In the last post we introduced the concept of using a multi-modal particle size distribution to achieve very high packing densities (filler loadings) in thermoset compounds. Remember that applications such as mold compounds, capillary underfills, and some types of encapsulants need to have a low coefficient of thermal expansion (CTE). Epoxy resins (and other thermosets) typically have high CTE’s in the unfilled state. Many types of fillers are used to lower the CTE. Mold compounds, as described in the last post have very high filler loadings. So we want to use multiple particle sizes (as shown in the image on the left) but how do you determine the particle sizes to achieve high filler loading? The image on the left shows a tri-modal particle size distribution. In the following example, we will show you how to calculate what size fillers to use for this type of packing. In Table 1, shows examples of two types of particle size distributions; a mono-disperse filler loading and a tri-modal particle filler loading. The table gives the exact size requirement for a tri-modal particle size distribution.

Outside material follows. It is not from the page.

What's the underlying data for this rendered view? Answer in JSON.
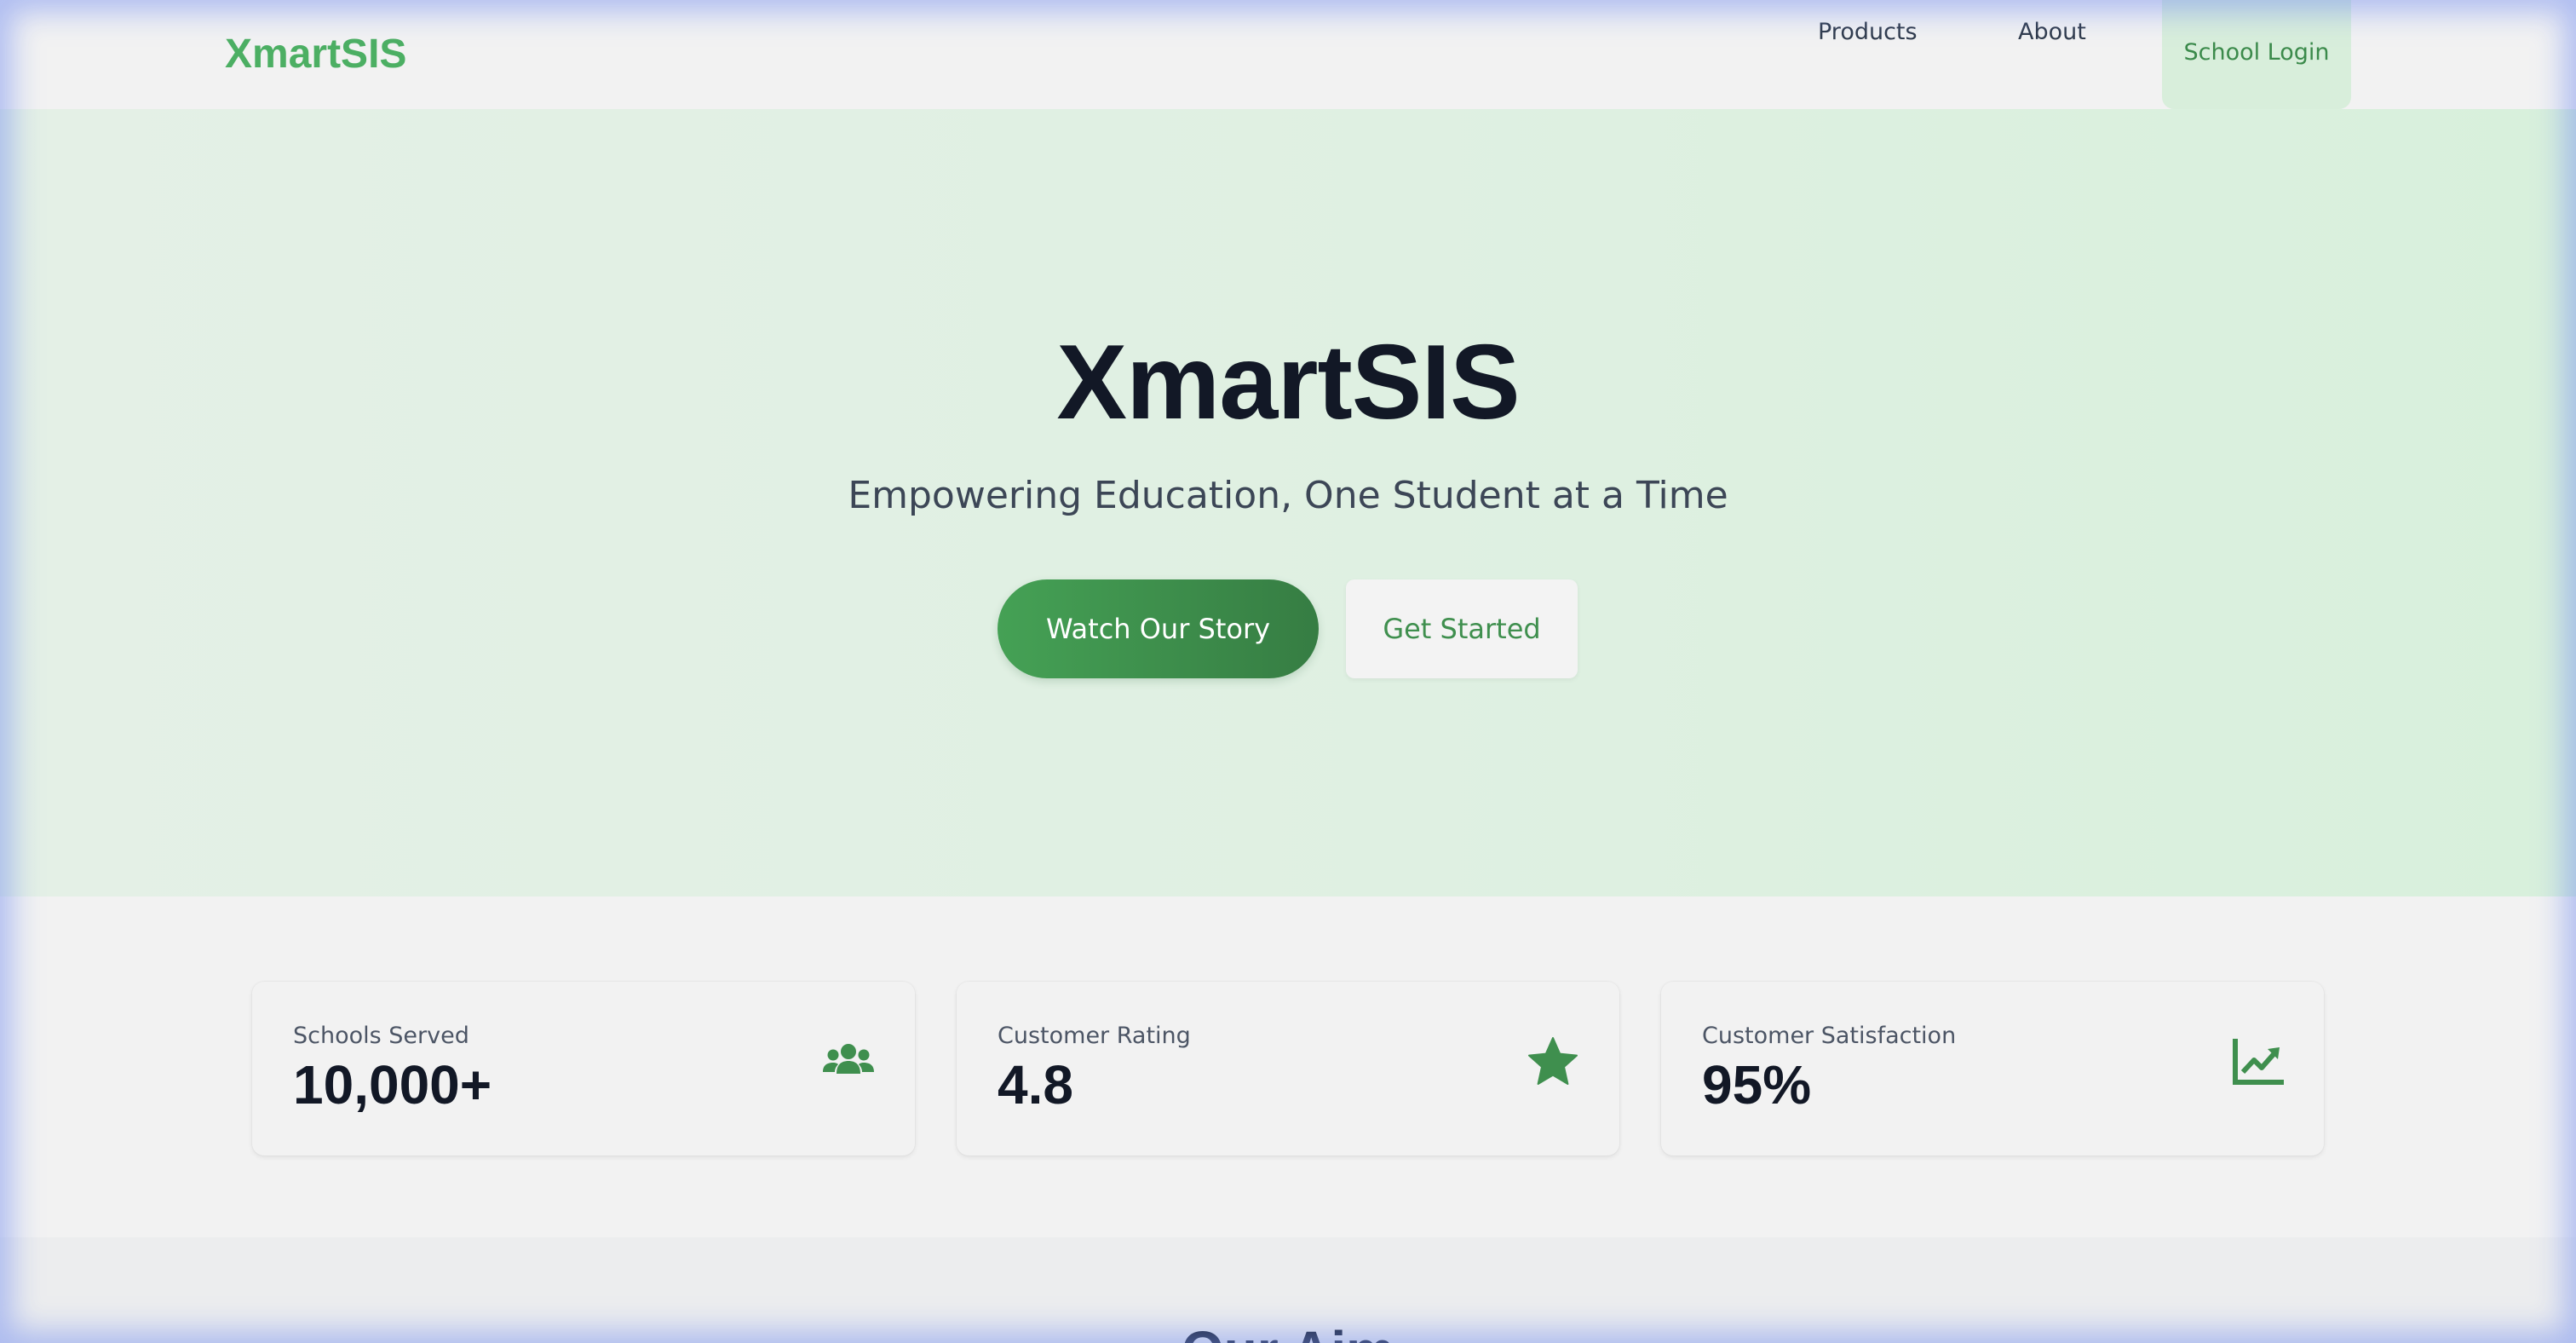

Table 1. Table of the filler diameter for two cases; mono-disperse filler distribution and tri-modal filler distribution
In the first case, the filler content consists of entirely all particles of radius R. The image shows a schematic illustration of the filler packing. In this case, the porosity is 29.5% (filler fraction of 70.5%). As mentioned before, since commercially available fillers have a wider particle size distribution, this represents an upper limit. In the example using the tri-modal particle sizes, the majority of the particles have a radius of R (in this example, 91.5%). The particle size of the next generation is 0.414R or about 41% of the size of the largest particle. In this example, the medium particle size is 6.5% of the total filler content. The smallest particle size is 0.225R and comprises about 1.85% of the total filler content. For the tri-modal particle size distribution, the porosity is decreased to 19% (filler fraction of 81%). When formulating highly filled thermosets, a close working relationship with your filler supplier is required. It is not only important to know the average particle size, but the particle size distribution. Some commercially available fillers can have quite broad particle size distributions that will significantly influence the particle packing. The largest fillers are typically determined by the mechanical property requirements along with the flow and rheological properties. Once the largest particle size is determined, Table 1 gives the target sizes for the next two generations.

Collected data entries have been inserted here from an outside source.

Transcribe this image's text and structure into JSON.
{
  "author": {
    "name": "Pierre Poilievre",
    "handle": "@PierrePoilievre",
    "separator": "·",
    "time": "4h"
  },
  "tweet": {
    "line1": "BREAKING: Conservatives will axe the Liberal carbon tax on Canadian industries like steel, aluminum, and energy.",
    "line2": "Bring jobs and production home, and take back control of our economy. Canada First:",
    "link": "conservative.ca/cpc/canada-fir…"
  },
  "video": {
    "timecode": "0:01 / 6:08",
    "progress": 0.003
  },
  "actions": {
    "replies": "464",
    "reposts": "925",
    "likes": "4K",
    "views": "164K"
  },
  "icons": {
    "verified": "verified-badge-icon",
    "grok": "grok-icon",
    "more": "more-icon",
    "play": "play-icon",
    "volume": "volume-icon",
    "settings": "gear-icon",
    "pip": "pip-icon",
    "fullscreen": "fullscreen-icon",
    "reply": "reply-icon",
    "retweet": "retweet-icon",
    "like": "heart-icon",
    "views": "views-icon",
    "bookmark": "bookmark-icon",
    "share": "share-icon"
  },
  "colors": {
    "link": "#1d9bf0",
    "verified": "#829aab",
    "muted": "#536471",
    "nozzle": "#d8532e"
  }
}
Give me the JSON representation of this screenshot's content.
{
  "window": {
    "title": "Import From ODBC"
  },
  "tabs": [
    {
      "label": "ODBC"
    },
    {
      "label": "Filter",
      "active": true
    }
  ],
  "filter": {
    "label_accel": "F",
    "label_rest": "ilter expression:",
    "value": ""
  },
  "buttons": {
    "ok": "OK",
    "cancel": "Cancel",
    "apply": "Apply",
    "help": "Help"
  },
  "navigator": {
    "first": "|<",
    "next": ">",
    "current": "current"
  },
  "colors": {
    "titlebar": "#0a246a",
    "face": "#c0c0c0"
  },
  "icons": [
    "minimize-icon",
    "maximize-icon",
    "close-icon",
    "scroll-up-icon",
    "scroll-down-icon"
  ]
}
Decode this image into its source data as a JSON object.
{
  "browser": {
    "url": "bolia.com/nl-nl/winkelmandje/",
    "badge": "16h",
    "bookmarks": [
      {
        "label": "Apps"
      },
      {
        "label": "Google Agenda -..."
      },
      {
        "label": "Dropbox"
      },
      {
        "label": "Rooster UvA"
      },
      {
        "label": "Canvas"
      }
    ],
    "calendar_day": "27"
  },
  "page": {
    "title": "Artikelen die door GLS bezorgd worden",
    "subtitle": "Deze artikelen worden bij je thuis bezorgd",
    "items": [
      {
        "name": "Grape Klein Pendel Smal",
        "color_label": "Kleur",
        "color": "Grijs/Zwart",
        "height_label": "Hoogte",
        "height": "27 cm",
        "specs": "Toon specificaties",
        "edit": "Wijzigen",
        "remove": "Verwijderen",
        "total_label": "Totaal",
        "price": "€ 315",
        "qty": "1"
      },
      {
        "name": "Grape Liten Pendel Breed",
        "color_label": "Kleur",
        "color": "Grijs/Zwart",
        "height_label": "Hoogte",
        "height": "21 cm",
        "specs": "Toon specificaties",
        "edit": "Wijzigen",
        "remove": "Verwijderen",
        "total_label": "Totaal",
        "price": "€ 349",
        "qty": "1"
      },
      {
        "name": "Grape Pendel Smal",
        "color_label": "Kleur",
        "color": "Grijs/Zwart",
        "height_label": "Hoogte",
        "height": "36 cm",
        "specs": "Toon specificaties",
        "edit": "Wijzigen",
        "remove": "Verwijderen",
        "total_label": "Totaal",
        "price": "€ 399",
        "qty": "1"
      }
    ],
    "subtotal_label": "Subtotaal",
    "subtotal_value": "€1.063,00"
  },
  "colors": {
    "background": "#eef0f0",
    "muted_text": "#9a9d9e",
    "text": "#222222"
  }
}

The SEM image in Figure 1 (courtesy Sumitomo) shows a cross-section of an EMC where at least three filler sizes (and possible four) are clearly visible. Note that the particle sizes have a fairly wide distribution for each of the generations of fillers.
Figure 1. SEM image of a mold compound cross-section depicting a multi-modal particle size filler distribution.
In the SEM image in Figure 1, the resin (lighter color) is clearly shown between the fillers. Since the largest particle size is not mono-disperse, the exact calculation of the relationships shown in Table 1 somewhat difficult. I made a quick estimate of the particle size of the second smaller particle and it ranged from 0.32R to 0.45R in fairly close agreement with the relationship given in Table 1.
In or next post we will discuss fillers used to make electrically conductive thermoset adhesives and coatings.
MKKoss says
Where is Figure 2 ??? That’s what I need to see in order to determine the other target sizes.
Jeffrey Gotro says
Thank you for catching my typo and carefully reading my blog. There is no Figure 2. You should refer to Table 1 to calculate the radius of the second and third generations.
Jeffrey Gotro says
Thanks for the catch. I corrected the equation. Nice to see our readers are reading our posts carefully.
Steve says
I had three questions:
1) Could you provide more detail on how is the largest particle size determined for like a conductive adhesive
2) How could one calculate excepted porosity of flake shape fillers and the PSD needed to achieve a target loading percentage?
3) How does one calculate the loading factor needed to achieve CTE target or electrical conductivity target?